Here's a rebased version of the patch, including the above-mentioned fixes. Nothing else new.
I've applied this to 0892ecbc015930d, the last commit to which it applies cleanly.
When I test this by repeatedly incrementing a counter in a randomly chosen row, then querying the whole table and comparing the results to what my driver knows they should be, I get discrepancies.
No crash/recovery needs to be done to get the behavior.
The number of rows is correct, so one version of every row is visible, but it is sometimes the wrong version.
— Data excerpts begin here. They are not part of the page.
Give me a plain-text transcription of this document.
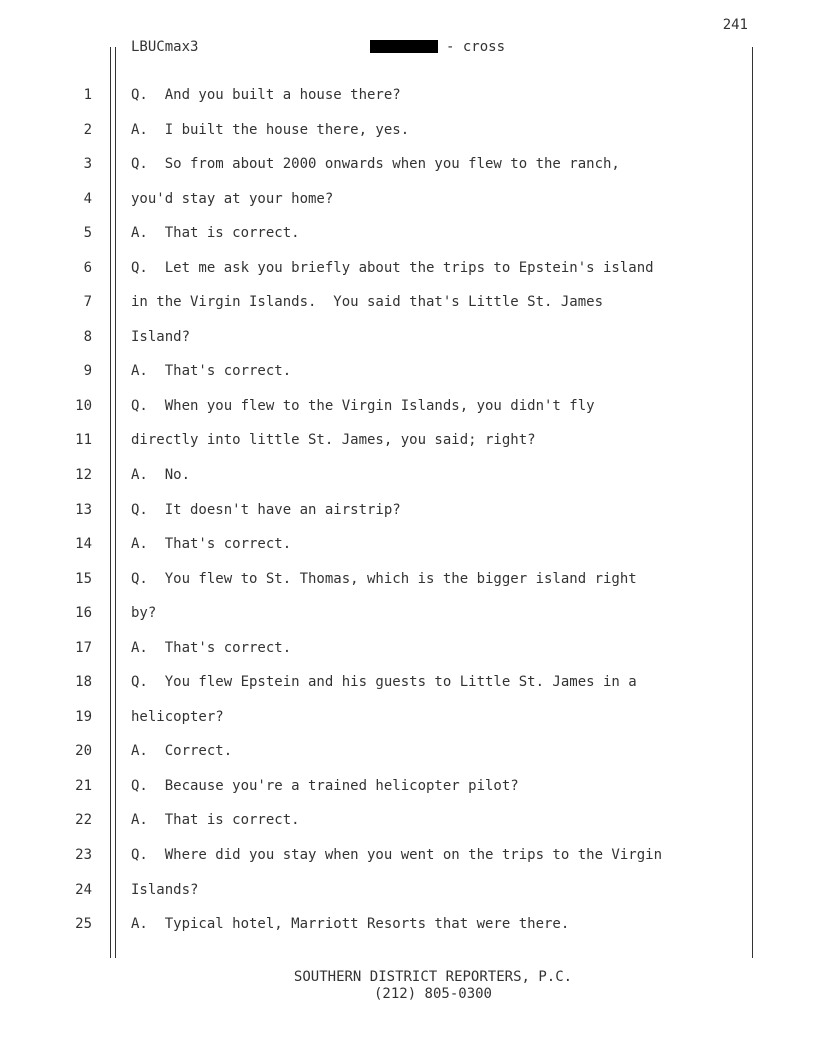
241
LBUCmax3	- cross
1	Q.  And you built a house there?
2	A.  I built the house there, yes.
3	Q.  So from about 2000 onwards when you flew to the ranch,
4	you'd stay at your home?
5	A.  That is correct.
6	Q.  Let me ask you briefly about the trips to Epstein's island
7	in the Virgin Islands.  You said that's Little St. James
8	Island?
9	A.  That's correct.
10	Q.  When you flew to the Virgin Islands, you didn't fly
11	directly into little St. James, you said; right?
12	A.  No.
13	Q.  It doesn't have an airstrip?
14	A.  That's correct.
15	Q.  You flew to St. Thomas, which is the bigger island right
16	by?
17	A.  That's correct.
18	Q.  You flew Epstein and his guests to Little St. James in a
19	helicopter?
20	A.  Correct.
21	Q.  Because you're a trained helicopter pilot?
22	A.  That is correct.
23	Q.  Where did you stay when you went on the trips to the Virgin
24	Islands?
25	A.  Typical hotel, Marriott Resorts that were there.
SOUTHERN DISTRICT REPORTERS, P.C.
(212) 805-0300
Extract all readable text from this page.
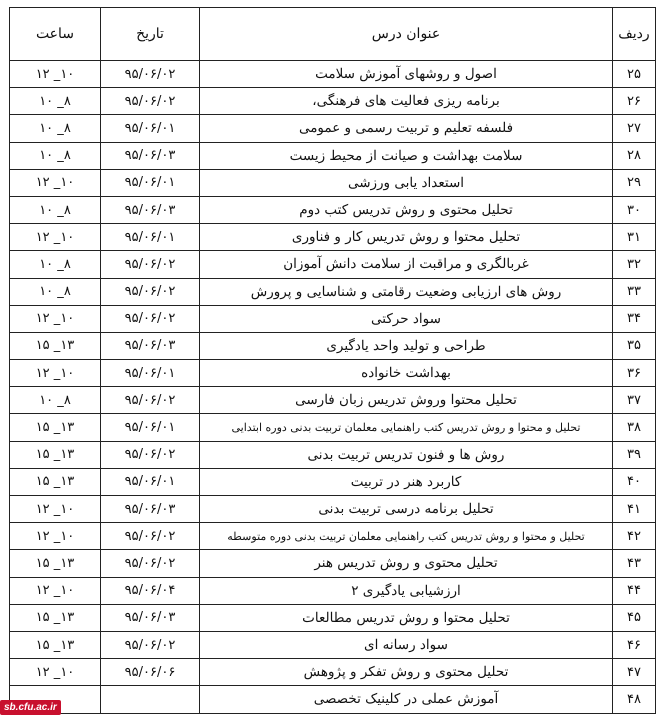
ردیف	عنوان درس	تاریخ	ساعت
۲۵	اصول و روشهای آموزش سلامت	۹۵/۰۶/۰۲	۱۰_ ۱۲
۲۶	برنامه ریزی فعالیت های فرهنگی،	۹۵/۰۶/۰۲	۸_ ۱۰
۲۷	فلسفه تعلیم و تربیت رسمی و عمومی	۹۵/۰۶/۰۱	۸_ ۱۰
۲۸	سلامت بهداشت و صیانت از محیط زیست	۹۵/۰۶/۰۳	۸_ ۱۰
۲۹	استعداد یابی ورزشی	۹۵/۰۶/۰۱	۱۰_ ۱۲
۳۰	تحلیل محتوی و روش تدریس کتب دوم	۹۵/۰۶/۰۳	۸_ ۱۰
۳۱	تحلیل محتوا و روش تدریس کار و فناوری	۹۵/۰۶/۰۱	۱۰_ ۱۲
۳۲	غربالگری و مراقبت از سلامت دانش آموزان	۹۵/۰۶/۰۲	۸_ ۱۰
۳۳	روش های ارزیابی وضعیت رقامتی و شناسایی و پرورش	۹۵/۰۶/۰۲	۸_ ۱۰
۳۴	سواد حرکتی	۹۵/۰۶/۰۲	۱۰_ ۱۲
۳۵	طراحی و تولید واحد یادگیری	۹۵/۰۶/۰۳	۱۳_ ۱۵
۳۶	بهداشت خانواده	۹۵/۰۶/۰۱	۱۰_ ۱۲
۳۷	تحلیل محتوا وروش تدریس زبان فارسی	۹۵/۰۶/۰۲	۸_ ۱۰
۳۸	تحلیل و محتوا و روش تدریس کتب راهنمایی معلمان تربیت بدنی دوره ابتدایی	۹۵/۰۶/۰۱	۱۳_ ۱۵
۳۹	روش ها و فنون تدریس تربیت بدنی	۹۵/۰۶/۰۲	۱۳_ ۱۵
۴۰	کاربرد هنر در تربیت	۹۵/۰۶/۰۱	۱۳_ ۱۵
۴۱	تحلیل برنامه درسی تربیت بدنی	۹۵/۰۶/۰۳	۱۰_ ۱۲
۴۲	تحلیل و محتوا و روش تدریس کتب راهنمایی معلمان تربیت بدنی دوره متوسطه	۹۵/۰۶/۰۲	۱۰_ ۱۲
۴۳	تحلیل محتوی و روش تدریس هنر	۹۵/۰۶/۰۲	۱۳_ ۱۵
۴۴	ارزشیابی یادگیری ۲	۹۵/۰۶/۰۴	۱۰_ ۱۲
۴۵	تحلیل محتوا و روش تدریس مطالعات	۹۵/۰۶/۰۳	۱۳_ ۱۵
۴۶	سواد رسانه ای	۹۵/۰۶/۰۲	۱۳_ ۱۵
۴۷	تحلیل محتوی و روش تفکر و پژوهش	۹۵/۰۶/۰۶	۱۰_ ۱۲
۴۸	آموزش عملی در کلینیک تخصصی		
sb.cfu.ac.ir
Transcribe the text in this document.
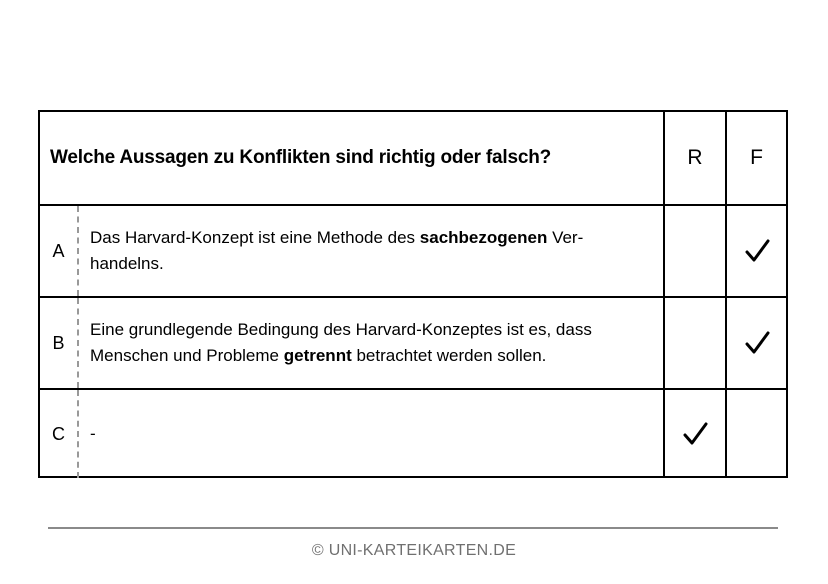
Welche Aussagen zu Konflikten sind richtig oder falsch?	R F
A

Das Harvard-Konzept ist eine Methode des sachbezogenen Ver-
handelns.

B

Eine grundlegende Bedingung des Harvard-Konzeptes ist es, dass
Menschen und Probleme getrennt betrachtet werden sollen.

C	-

© UNI-KARTEIKARTEN.DE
The discrepancy arises shortly after the first time this type of message appears:
6930 UPDATE 2013-09-18 12:36:34.519 PDT:LOG: started new XID range, XIDs 1000033-, MultiXIDs 1-, tentative LSN 0/FA517F8
6930 UPDATE 2013-09-18 12:36:34.519 PDT:STATEMENT: update foo set count=count+1 where index=$1
6928 UPDATE 2013-09-18 12:36:34.521 PDT:LOG: closed old XID range at 1000193 (LSN 0/FA58A08)
6928 UPDATE 2013-09-18 12:36:34.521 PDT:STATEMENT: update foo set count=count+1 where index=$1
I'll work on getting the driver to shutdown the database the first time it finds a problem so that autovac doesn't destroy evidence.
I have uploaded the script to reproduce, and a tarball of the data directory (when started, it will go through recovery. table "foo" is in the jjanes database and role.)